There are many tales about the Buddha; the following is one that Pir-o-Murshid Musharaff Khan often told to mureeds and inquirers.

It happened once that the Lord Buddha was sitting in deep tranquility, talking in his divine manner with the people on the subject of wisdom. Then a man came forward, and interrupted in such a loud voice that all the conversation stopped. In an outburst of anger, the man accused the Buddha of many things, of terrible behaviour and serious shortcomings. The Buddha listened to the criticism, but remained deeply peaceful.

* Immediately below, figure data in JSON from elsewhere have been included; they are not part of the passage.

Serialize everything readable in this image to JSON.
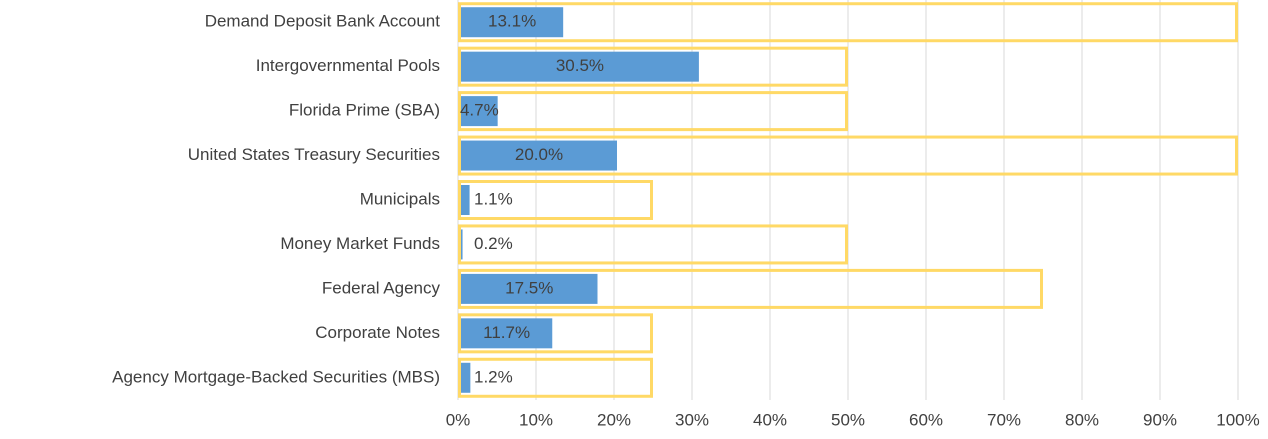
{
  "chart_data": {
    "type": "bar",
    "orientation": "horizontal",
    "categories": [
      "Demand Deposit Bank Account",
      "Intergovernmental Pools",
      "Florida Prime (SBA)",
      "United States Treasury Securities",
      "Municipals",
      "Money Market Funds",
      "Federal Agency",
      "Corporate Notes",
      "Agency Mortgage-Backed Securities (MBS)"
    ],
    "series": [
      {
        "color": "#5b9bd5",
        "values": [
          13.1,
          30.5,
          4.7,
          20.0,
          1.1,
          0.2,
          17.5,
          11.7,
          1.2
        ],
        "value_labels": [
          "13.1%",
          "30.5%",
          "4.7%",
          "20.0%",
          "1.1%",
          "0.2%",
          "17.5%",
          "11.7%",
          "1.2%"
        ]
      },
      {
        "color": "#ffd966",
        "outline": true,
        "values": [
          100,
          50,
          50,
          100,
          25,
          50,
          75,
          25,
          25
        ]
      }
    ],
    "xlim": [
      0,
      100
    ],
    "xticks": [
      {
        "value": 0,
        "label": "0%"
      },
      {
        "value": 10,
        "label": "10%"
      },
      {
        "value": 20,
        "label": "20%"
      },
      {
        "value": 30,
        "label": "30%"
      },
      {
        "value": 40,
        "label": "40%"
      },
      {
        "value": 50,
        "label": "50%"
      },
      {
        "value": 60,
        "label": "60%"
      },
      {
        "value": 70,
        "label": "70%"
      },
      {
        "value": 80,
        "label": "80%"
      },
      {
        "value": 90,
        "label": "90%"
      },
      {
        "value": 100,
        "label": "100%"
      }
    ],
    "grid": true
  }
}
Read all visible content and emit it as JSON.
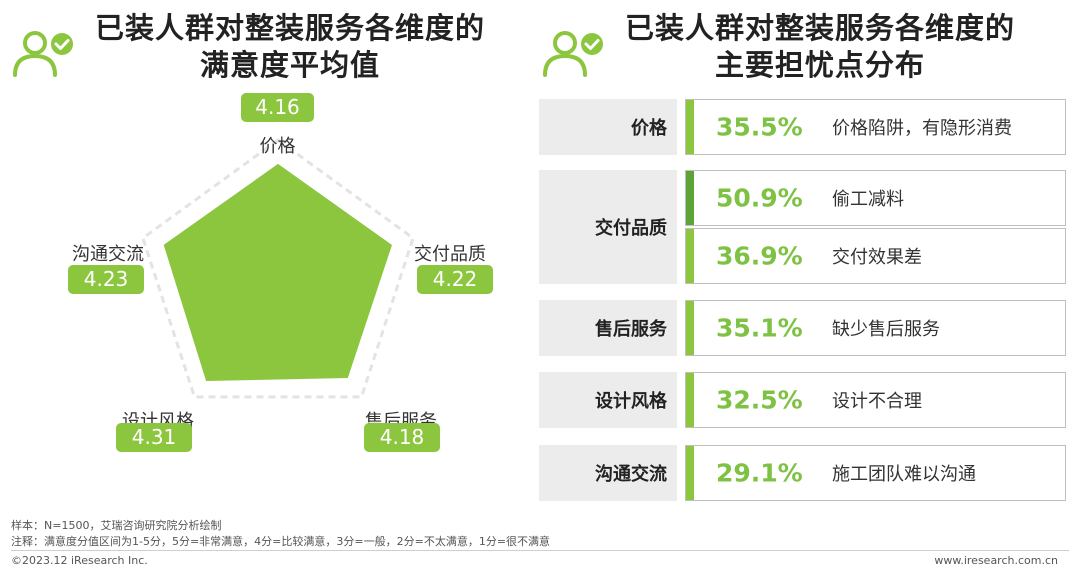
{
  "left": {
    "title_line1": "已装人群对整装服务各维度的",
    "title_line2": "满意度平均值"
  },
  "right": {
    "title_line1": "已装人群对整装服务各维度的",
    "title_line2": "主要担忧点分布"
  },
  "chart_data": [
    {
      "type": "radar",
      "title": "已装人群对整装服务各维度的满意度平均值",
      "axes": [
        "价格",
        "交付品质",
        "售后服务",
        "设计风格",
        "沟通交流"
      ],
      "values": [
        4.16,
        4.22,
        4.18,
        4.31,
        4.23
      ],
      "value_labels": [
        "4.16",
        "4.22",
        "4.18",
        "4.31",
        "4.23"
      ],
      "range": [
        0,
        5
      ]
    },
    {
      "type": "table",
      "title": "已装人群对整装服务各维度的主要担忧点分布",
      "groups": [
        {
          "category": "价格",
          "items": [
            {
              "pct": "35.5%",
              "desc": "价格陷阱，有隐形消费"
            }
          ]
        },
        {
          "category": "交付品质",
          "items": [
            {
              "pct": "50.9%",
              "desc": "偷工减料"
            },
            {
              "pct": "36.9%",
              "desc": "交付效果差"
            }
          ]
        },
        {
          "category": "售后服务",
          "items": [
            {
              "pct": "35.1%",
              "desc": "缺少售后服务"
            }
          ]
        },
        {
          "category": "设计风格",
          "items": [
            {
              "pct": "32.5%",
              "desc": "设计不合理"
            }
          ]
        },
        {
          "category": "沟通交流",
          "items": [
            {
              "pct": "29.1%",
              "desc": "施工团队难以沟通"
            }
          ]
        }
      ]
    }
  ],
  "colors": {
    "accent": "#8cc63f",
    "accent_dark": "#5ea335",
    "pct_text": "#7dc242",
    "cat_bg": "#ececec"
  },
  "icons": {
    "left": "user-check-icon",
    "right": "user-check-icon"
  },
  "footer": {
    "sample": "样本：N=1500，艾瑞咨询研究院分析绘制",
    "note": "注释：满意度分值区间为1-5分，5分=非常满意，4分=比较满意，3分=一般，2分=不太满意，1分=很不满意",
    "copyright": "©2023.12 iResearch Inc.",
    "website": "www.iresearch.com.cn"
  }
}
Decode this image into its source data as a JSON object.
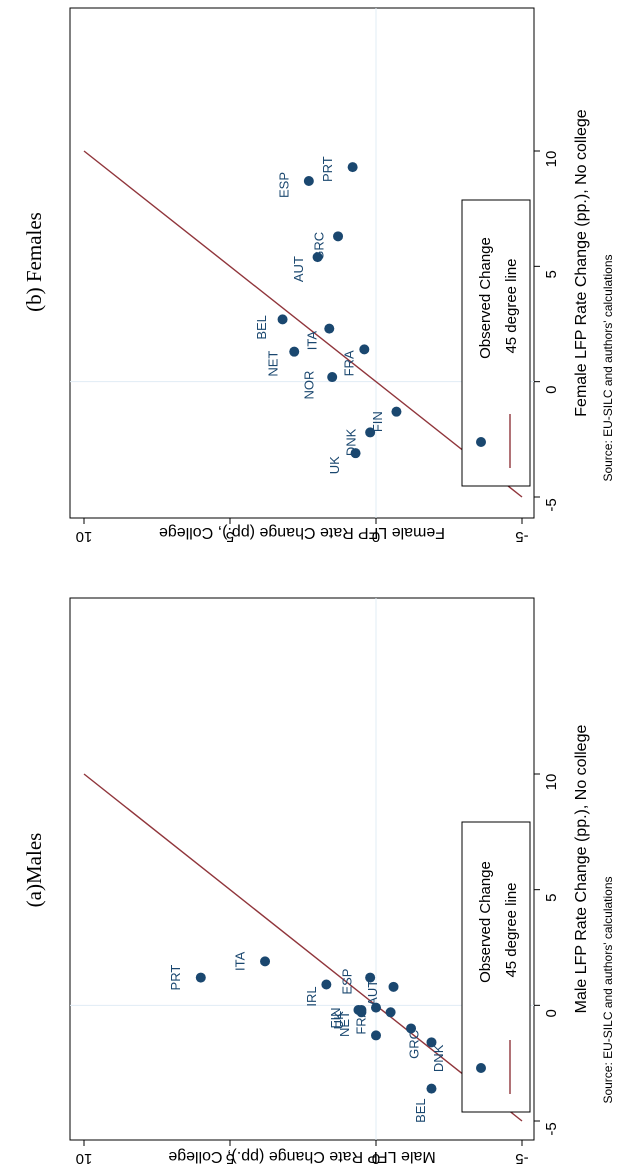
{
  "panels": [
    {
      "title": "(a)Males",
      "source": "Source: EU-SILC and authors' calculations",
      "legend": {
        "point_label": "Observed Change",
        "line_label": "45 degree line"
      }
    },
    {
      "title": "(b) Females",
      "source": "Source: EU-SILC and authors' calculations",
      "legend": {
        "point_label": "Observed Change",
        "line_label": "45 degree line"
      }
    }
  ],
  "colors": {
    "marker": "#1a476f",
    "line": "#90353b",
    "frame": "#000000",
    "refline": "#e1ecf4",
    "label": "#1a476f"
  },
  "chart_data": [
    {
      "type": "scatter",
      "title": "(a)Males",
      "xlabel": "Male LFP Rate Change (pp.), No college",
      "ylabel": "Male LFP Rate Change (pp.), College",
      "xlim": [
        -5,
        10
      ],
      "ylim": [
        -5,
        10
      ],
      "xticks": [
        "-5",
        "0",
        "5",
        "10"
      ],
      "yticks": [
        "-5",
        "0",
        "5",
        "10"
      ],
      "grid": false,
      "legend_position": "bottom-right",
      "series": [
        {
          "name": "Observed Change",
          "points": [
            {
              "label": "PRT",
              "x": 1.2,
              "y": 6.0
            },
            {
              "label": "ITA",
              "x": 1.9,
              "y": 3.8
            },
            {
              "label": "IRL",
              "x": 0.9,
              "y": 1.7
            },
            {
              "label": "ESP",
              "x": 1.2,
              "y": 0.2
            },
            {
              "label": "AUT",
              "x": 0.8,
              "y": -0.6
            },
            {
              "label": "NET",
              "x": -0.2,
              "y": 0.5
            },
            {
              "label": "FIN",
              "x": -0.2,
              "y": 0.6
            },
            {
              "label": "FRA",
              "x": -0.1,
              "y": 0.0
            },
            {
              "label": "UK",
              "x": -0.3,
              "y": 0.5
            },
            {
              "label": "",
              "x": -0.3,
              "y": -0.5
            },
            {
              "label": "",
              "x": -1.3,
              "y": 0.0
            },
            {
              "label": "GRC",
              "x": -1.0,
              "y": -1.2
            },
            {
              "label": "DNK",
              "x": -1.6,
              "y": -1.9
            },
            {
              "label": "BEL",
              "x": -3.6,
              "y": -1.9
            }
          ]
        },
        {
          "name": "45 degree line",
          "x": [
            -5,
            10
          ],
          "y": [
            -5,
            10
          ]
        }
      ]
    },
    {
      "type": "scatter",
      "title": "(b) Females",
      "xlabel": "Female LFP Rate Change (pp.), No college",
      "ylabel": "Female LFP Rate Change (pp.), College",
      "xlim": [
        -5,
        10
      ],
      "ylim": [
        -5,
        10
      ],
      "xticks": [
        "-5",
        "0",
        "5",
        "10"
      ],
      "yticks": [
        "-5",
        "0",
        "5",
        "10"
      ],
      "grid": false,
      "legend_position": "bottom-right",
      "series": [
        {
          "name": "Observed Change",
          "points": [
            {
              "label": "PRT",
              "x": 9.3,
              "y": 0.8
            },
            {
              "label": "ESP",
              "x": 8.7,
              "y": 2.3
            },
            {
              "label": "GRC",
              "x": 6.3,
              "y": 1.3
            },
            {
              "label": "AUT",
              "x": 5.4,
              "y": 2.0
            },
            {
              "label": "BEL",
              "x": 2.7,
              "y": 3.2
            },
            {
              "label": "ITA",
              "x": 2.3,
              "y": 1.6
            },
            {
              "label": "NET",
              "x": 1.3,
              "y": 2.8
            },
            {
              "label": "FRA",
              "x": 1.4,
              "y": 0.4
            },
            {
              "label": "NOR",
              "x": 0.2,
              "y": 1.5
            },
            {
              "label": "FIN",
              "x": -1.3,
              "y": -0.7
            },
            {
              "label": "DNK",
              "x": -2.2,
              "y": 0.2
            },
            {
              "label": "UK",
              "x": -3.1,
              "y": 0.7
            },
            {
              "label": "IRL",
              "x": -2.4,
              "y": -4.9
            }
          ]
        },
        {
          "name": "45 degree line",
          "x": [
            -5,
            10
          ],
          "y": [
            -5,
            10
          ]
        }
      ]
    }
  ]
}
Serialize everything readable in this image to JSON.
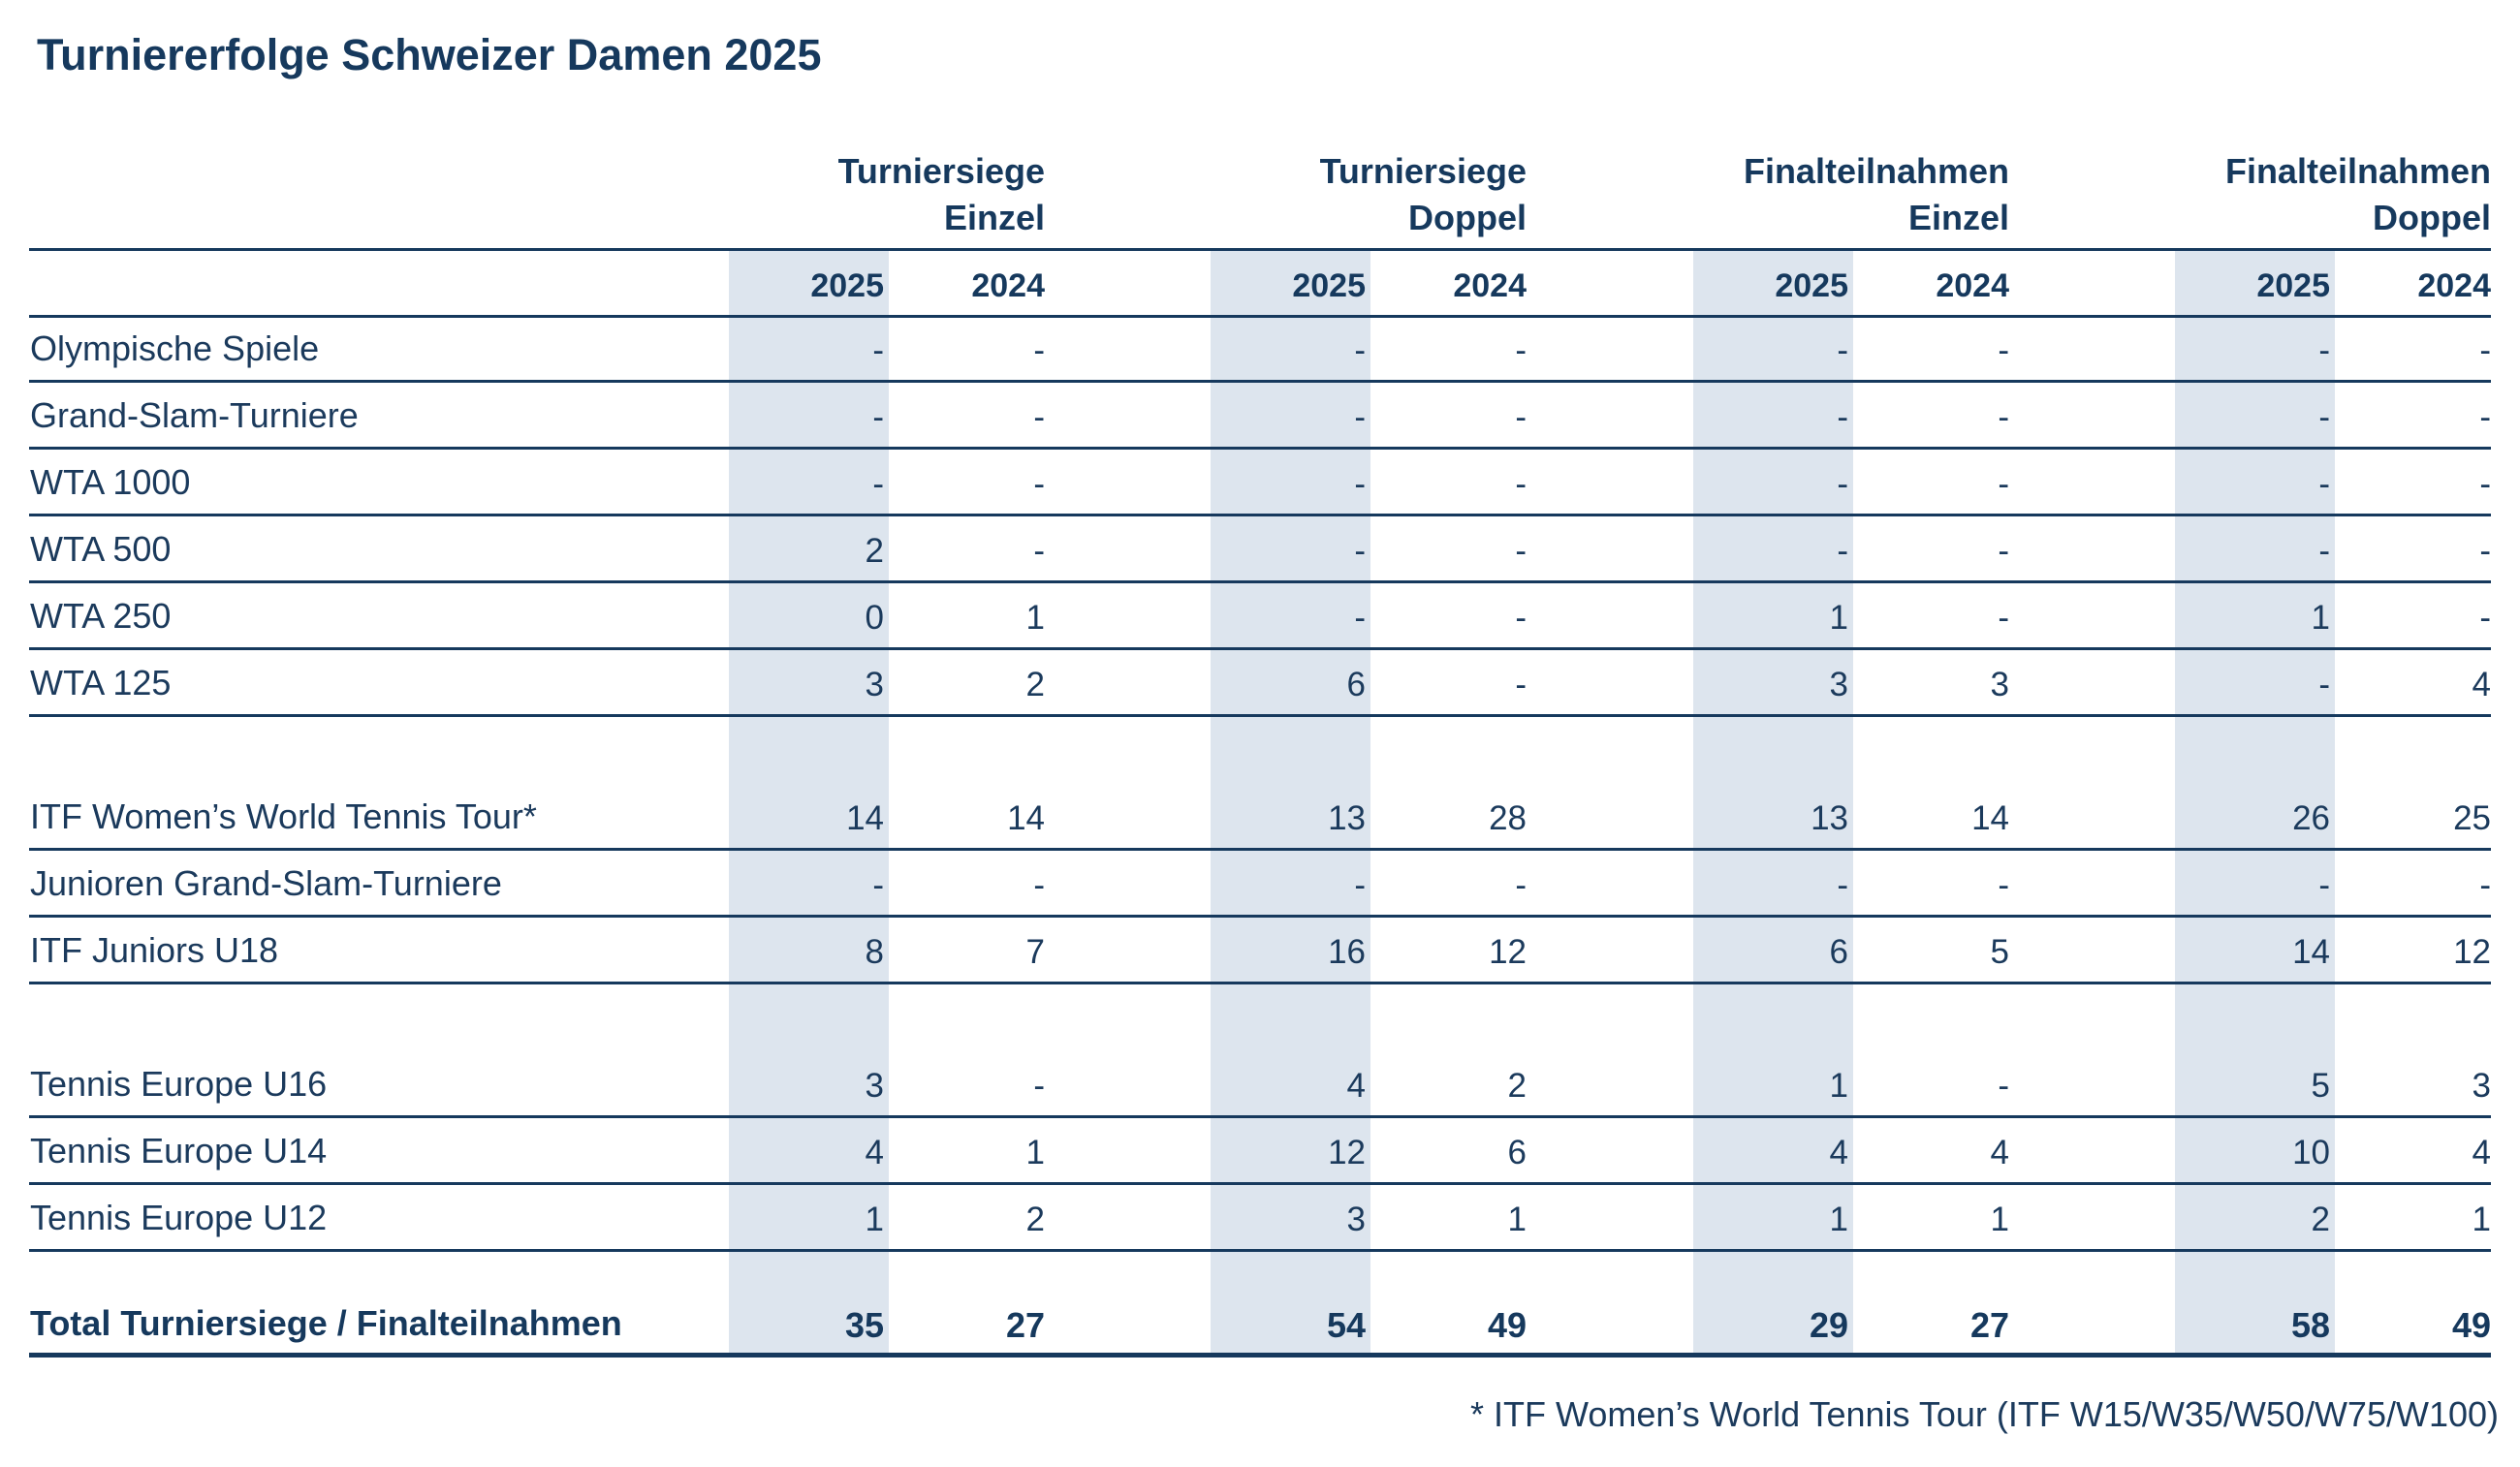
{
  "title": "Turniererfolge Schweizer Damen 2025",
  "groups": [
    {
      "line1": "Turniersiege",
      "line2": "Einzel"
    },
    {
      "line1": "Turniersiege",
      "line2": "Doppel"
    },
    {
      "line1": "Finalteilnahmen",
      "line2": "Einzel"
    },
    {
      "line1": "Finalteilnahmen",
      "line2": "Doppel"
    }
  ],
  "years": [
    "2025",
    "2024",
    "2025",
    "2024",
    "2025",
    "2024",
    "2025",
    "2024"
  ],
  "rows": [
    {
      "label": "Olympische Spiele",
      "values": [
        "-",
        "-",
        "-",
        "-",
        "-",
        "-",
        "-",
        "-"
      ]
    },
    {
      "label": "Grand-Slam-Turniere",
      "values": [
        "-",
        "-",
        "-",
        "-",
        "-",
        "-",
        "-",
        "-"
      ]
    },
    {
      "label": "WTA 1000",
      "values": [
        "-",
        "-",
        "-",
        "-",
        "-",
        "-",
        "-",
        "-"
      ]
    },
    {
      "label": "WTA 500",
      "values": [
        "2",
        "-",
        "-",
        "-",
        "-",
        "-",
        "-",
        "-"
      ]
    },
    {
      "label": "WTA 250",
      "values": [
        "0",
        "1",
        "-",
        "-",
        "1",
        "-",
        "1",
        "-"
      ]
    },
    {
      "label": "WTA 125",
      "values": [
        "3",
        "2",
        "6",
        "-",
        "3",
        "3",
        "-",
        "4"
      ]
    },
    {
      "label": "ITF Women’s World Tennis Tour*",
      "values": [
        "14",
        "14",
        "13",
        "28",
        "13",
        "14",
        "26",
        "25"
      ]
    },
    {
      "label": "Junioren Grand-Slam-Turniere",
      "values": [
        "-",
        "-",
        "-",
        "-",
        "-",
        "-",
        "-",
        "-"
      ]
    },
    {
      "label": "ITF Juniors U18",
      "values": [
        "8",
        "7",
        "16",
        "12",
        "6",
        "5",
        "14",
        "12"
      ]
    },
    {
      "label": "Tennis Europe U16",
      "values": [
        "3",
        "-",
        "4",
        "2",
        "1",
        "-",
        "5",
        "3"
      ]
    },
    {
      "label": "Tennis Europe U14",
      "values": [
        "4",
        "1",
        "12",
        "6",
        "4",
        "4",
        "10",
        "4"
      ]
    },
    {
      "label": "Tennis Europe U12",
      "values": [
        "1",
        "2",
        "3",
        "1",
        "1",
        "1",
        "2",
        "1"
      ]
    }
  ],
  "total": {
    "label": "Total Turniersiege / Finalteilnahmen",
    "values": [
      "35",
      "27",
      "54",
      "49",
      "29",
      "27",
      "58",
      "49"
    ]
  },
  "footnote": "* ITF Women’s World Tennis Tour (ITF W15/W35/W50/W75/W100)",
  "colors": {
    "text": "#16395d",
    "shade": "#dde5ee"
  }
}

When the man, nearly out of breath, came to the end of his scolding, the Buddha said, very calmly, “May I ask you a question?”

“Yes,” the man replied.

“Then tell me this,” The Buddha said. “If there is a man who wishes to present something to someone, perhaps a beautiful string of pearls, and he goes to that other person and says, ‘I want to offer you these pearls,’ but the other person refuses to accept the present, then please tell me, to whom do the pearls belong? To the one who wanted to give them? Or to the one who refused to accept them?”

The man frowned and said, “Well, of course to the one who offered them, since the other one refused them.”

“Yes, right, it is even so,” said the Buddha. “And therefore, as I do not accept the words and scoldings and accusations you have offered to me, you must keep them, for they belong to you.”